Vital Link In Cool Chain

   Perishables shippers receive expedient and efficient service at Hartsfield-Jackson’s Perishables Center.
   The Atlanta Perishables Center is totally climate-controlled and features on-site distribution and transport capabilities, USDA inspection services and a fumigation chamber. Hartsfield-Jackson is the only airport in the Southeast approved by the USDA to apply cold treatment, an environmentally safe alternative to methyl bromide.
   At the Perishables Complex any and all perishables, including flowers, seafood, fresh fruits and vegetables, can be distributed through Hartsfield/Jackson Atlanta
   The 42,000 square foot (3,780 square meter) Perishables Complex has four massive cooling facilities, featuring a full range of temperatures: -5 degrees F (- 20 degrees C), 34 degrees F (1 degree C), 42 degrees F (5.6 degrees C) and 55 degrees F (12.7 degrees C).
   Operations at the Perishables Complex include reception, storage, transportation and delivery; repacking and cooperage; ice-making and supply; presentation for Federal Inspection Services; fumigation and plant washing; packing, crating and general cargo handling; incineration and/or destruction of USDA rejected shipments, and aircraft handling.
   Next door to the Perishables Center is the 21,000 square foot (1,890 square meters) Hartsfield Atlanta Equine Complex, designed to handle, inspect and process animals, be it a single thoroughbred or a full charter of livestock.
   The 78-stall facility features on-site USDA Veterinarian Services, USDA regulated disinfection of all stables and aircraft, a weather-proof loading area, holding pens for examination and bathing, etched floors to prevent slippage, imported rubber matting and individual drainage for each stall and an automated insect control system that routinely emits a mist into each stall.
   An all pro-team, including Tim Holt, vp operations (right) and Daniel Lopez, operations manager (left), brings several degrees of separation between the profit and loss reports of a growing list of cargo carriers at ATL (Delta is the biggest), that use the airport perishables operation to expand their service package.



Top Cargo Club At One Beautiful Airport

     The Atlanta Air Cargo Association is Best Air Cargo Club In The World for 2005.
     This marks the second consecutive year we have recognized AACA as best.

2006 AACA Officers—Rachael Worley, FedEx Trade Networks; Kevin Madden, Global Airlift Services; Dawn Frey, Pilot Air Freight; Beverly Horan, AZ Warehouse.
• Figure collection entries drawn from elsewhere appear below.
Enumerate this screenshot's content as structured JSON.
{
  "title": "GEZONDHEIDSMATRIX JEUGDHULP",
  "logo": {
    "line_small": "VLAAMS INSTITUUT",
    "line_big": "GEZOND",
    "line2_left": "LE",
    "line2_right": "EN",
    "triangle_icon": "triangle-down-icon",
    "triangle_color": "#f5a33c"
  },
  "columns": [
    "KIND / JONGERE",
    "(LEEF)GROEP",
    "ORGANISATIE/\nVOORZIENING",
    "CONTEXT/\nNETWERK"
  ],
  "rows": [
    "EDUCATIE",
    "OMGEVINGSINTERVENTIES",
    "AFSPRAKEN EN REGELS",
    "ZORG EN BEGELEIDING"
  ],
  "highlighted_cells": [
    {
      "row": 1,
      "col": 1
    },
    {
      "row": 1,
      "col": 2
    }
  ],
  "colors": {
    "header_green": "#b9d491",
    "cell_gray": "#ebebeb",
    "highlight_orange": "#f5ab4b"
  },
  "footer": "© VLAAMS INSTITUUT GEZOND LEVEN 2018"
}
Missing from photo but never from Club is Harold Hagans.

 AACA has been in business for 35 years since 1969 getting things done, while supporting the air cargo community and raising money for hundreds of college kids to study transportation.
     Maybe much or some of the same can be said for other cargo organizations, but AACA is one of the few airport cargo associations in the world that says right up front in the club mission statement that it is in business to “establish educational programs and activities in order to encourage the professional development of members in air cargo transportation and allied fields of commerce.”
     AACA in 2005 awarded two individual scholarships to Georgia State University and to University of Georgia.
     In addition a contribution was made to the ongoing endowment at Georgia Southern University.
     Also a new endowment scholarship for $25,000 was started at Clayton College and State University with a $2500 contribution,
     AACA now owns four endowment scholarships.
     AACA charitable donations include March of Dimes, American Cancer Society, Wesley Community Centers, AIDS Atlanta and others.
     Monthly luncheons are well-subscribed networker's delight, interesting, informative with interesting speakers that are held atop a nearby Marriott Hotel overlooking the main runways at ATL.
     A luncheon we enjoyed there one month accompanied by a healthy wedge of (what else) peach pie may be the best air cargo club grub anywhere.
     There is something else about AACA.
     Described by reputation as southern hospitality, whether you are member or casual observer the feeling that takes over as this group meets in a hotel or a golf course is reminiscent of something TS Elliot wrote:
               "You do not know how much they mean to me, my friends,
               And how, how rare and strange it is, to find
               In a life composed so much, so much of odds and ends,
               To find a friend who has these qualities,
               Who has, and gives
               Those qualities upon which friendship lives.”